To do this, Solr lets you store the same data in multiple formats. For instance, say we add a field called “duplicate,” which removes all duplicate letters. “Beer” becomes “Ber,” “Bookkeeper” becomes “Bokeper,” and so on. The same transformation is applied to the user’s input before searching.
{!boost b=count}(duplicate:bok* OR name:bookk*) book,books,book's,booked,bookseller
This returns good results, even though the user hit “k” twice.
For a second improvement, I’ve added a field which treats each sequence of three characters on the keyboard as equivalent: “q”, “w”, “e” or “r”, “t”, “y”, etc. Each letter of the word is replaced by the first of the sequence – this yields “vqq” for the word “bee.”
{!boost b=count}(typos:vqq*) -name:bee been,need,news,newspaper
These are all words that might have been intended, if your aim was a bit off.

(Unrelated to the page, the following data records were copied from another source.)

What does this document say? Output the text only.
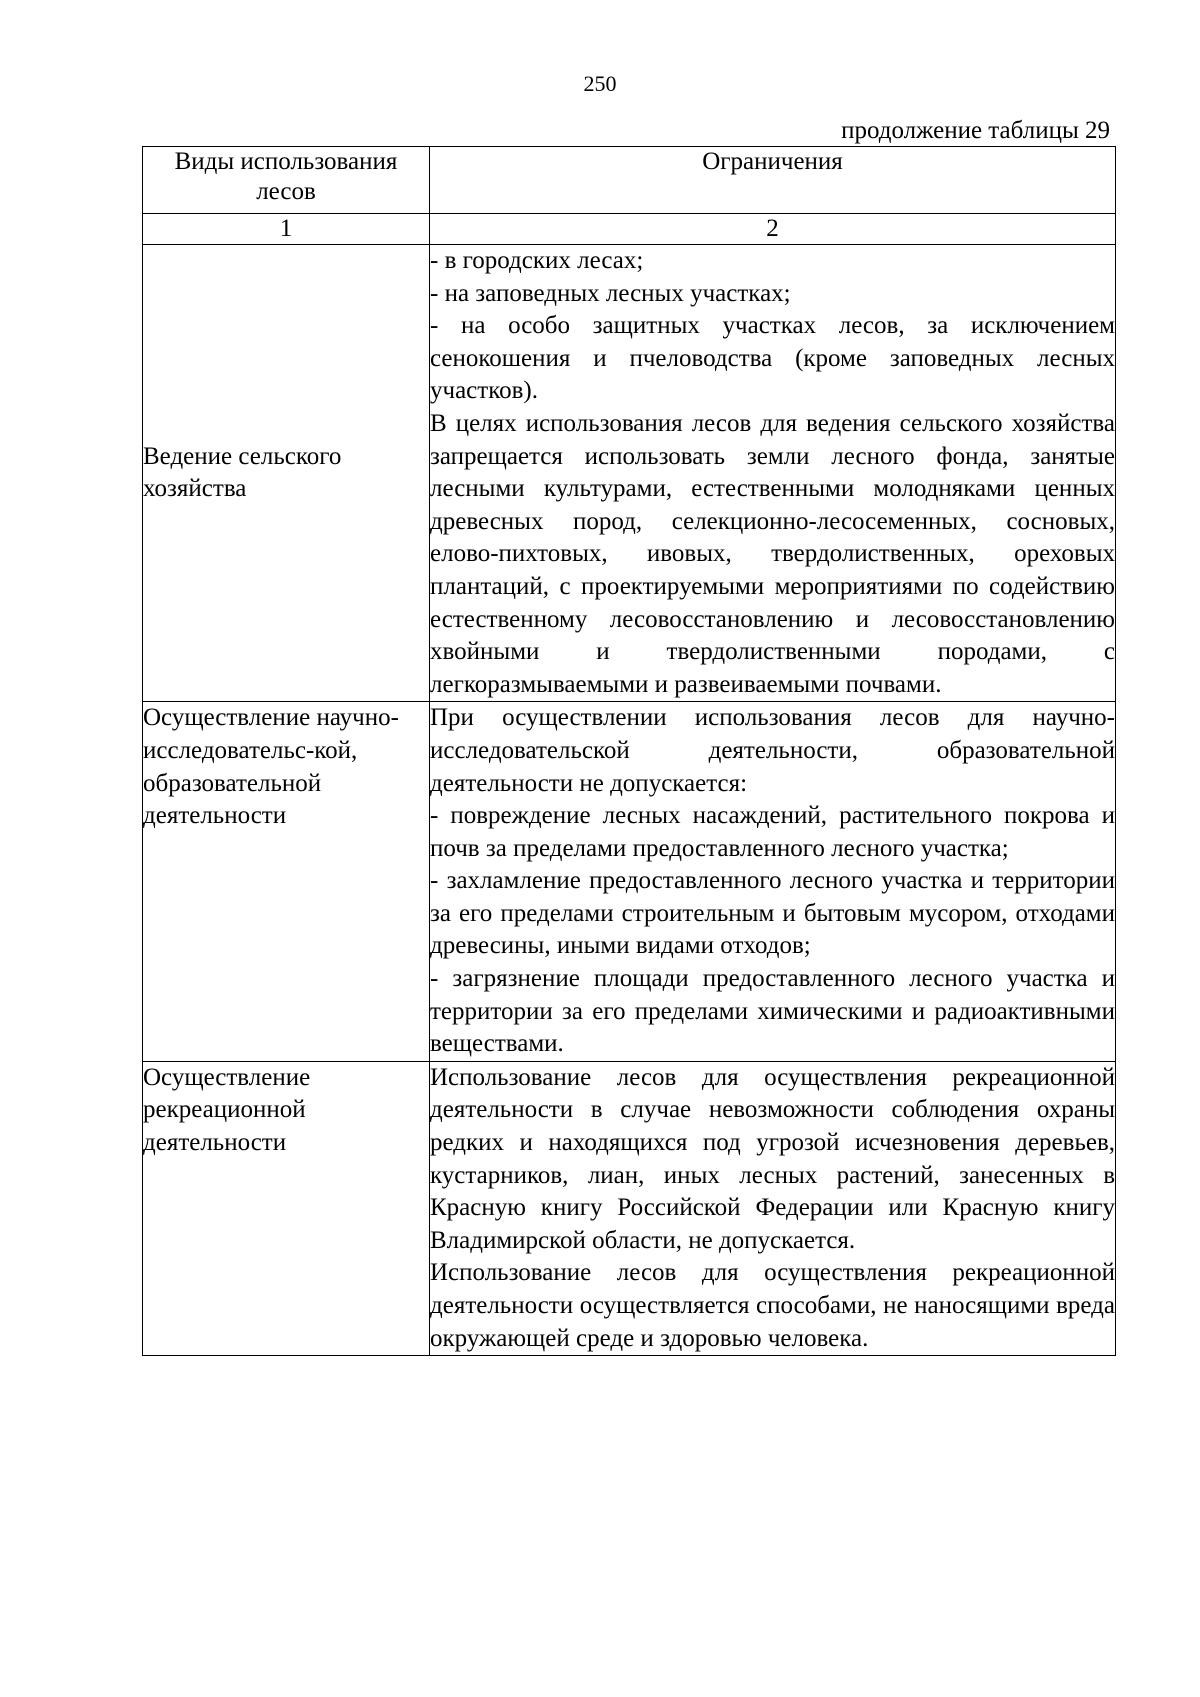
250
продолжение таблицы 29
Виды использования лесов	Ограничения
1	2

Ведение сельского хозяйства	- в городских лесах;
- на заповедных лесных участках;
- на особо защитных участках лесов, за исключением сенокошения и пчеловодства (кроме заповедных лесных участков).
В целях использования лесов для ведения сельского хозяйства запрещается использовать земли лесного фонда, занятые лесными культурами, естественными молодняками ценных древесных пород, селекционно-лесосеменных, сосновых, елово-пихтовых, ивовых, твердолиственных, ореховых плантаций, с проектируемыми мероприятиями по содействию естественному лесовосстановлению и лесовосстановлению хвойными и твердолиственными породами, с легкоразмываемыми и развеиваемыми почвами.

Осуществление научно-исследовательс-кой, образовательной деятельности	При осуществлении использования лесов для научно-исследовательской деятельности, образовательной деятельности не допускается:
- повреждение лесных насаждений, растительного покрова и почв за пределами предоставленного лесного участка;
- захламление предоставленного лесного участка и территории за его пределами строительным и бытовым мусором, отходами древесины, иными видами отходов;
- загрязнение площади предоставленного лесного участка и территории за его пределами химическими и радиоактивными веществами.

Осуществление рекреационной деятельности	Использование лесов для осуществления рекреационной деятельности в случае невозможности соблюдения охраны редких и находящихся под угрозой исчезновения деревьев, кустарников, лиан, иных лесных растений, занесенных в Красную книгу Российской Федерации или Красную книгу Владимирской области, не допускается.
Использование лесов для осуществления рекреационной деятельности осуществляется способами, не наносящими вреда окружающей среде и здоровью человека.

In the following contrived example, the user hit “b” instead of “n”:
{!boost b=count}( (name:bew)^2 or (typos:vqq* and -name:bew*) or (dup:bew* and -name:bew*)) -name:bew been,new,need,news,newspaper
{!boost b=sum(appcount,log(count))}name:bee*
Using log(count) will still return records ordered by frequency, but allows the frequency of word use with in an app to override the real-world usage, since log(count) is less than seven or eight for all words in this dataset.
I hit the ‘v’ and the ‘L’ a lot for whatever reason, so adding the field which treats the letters as equivalent to others makes a lot of sense to me. I bet there are a whole bunch more ways you can tighten up the guessing game the phone plays, too.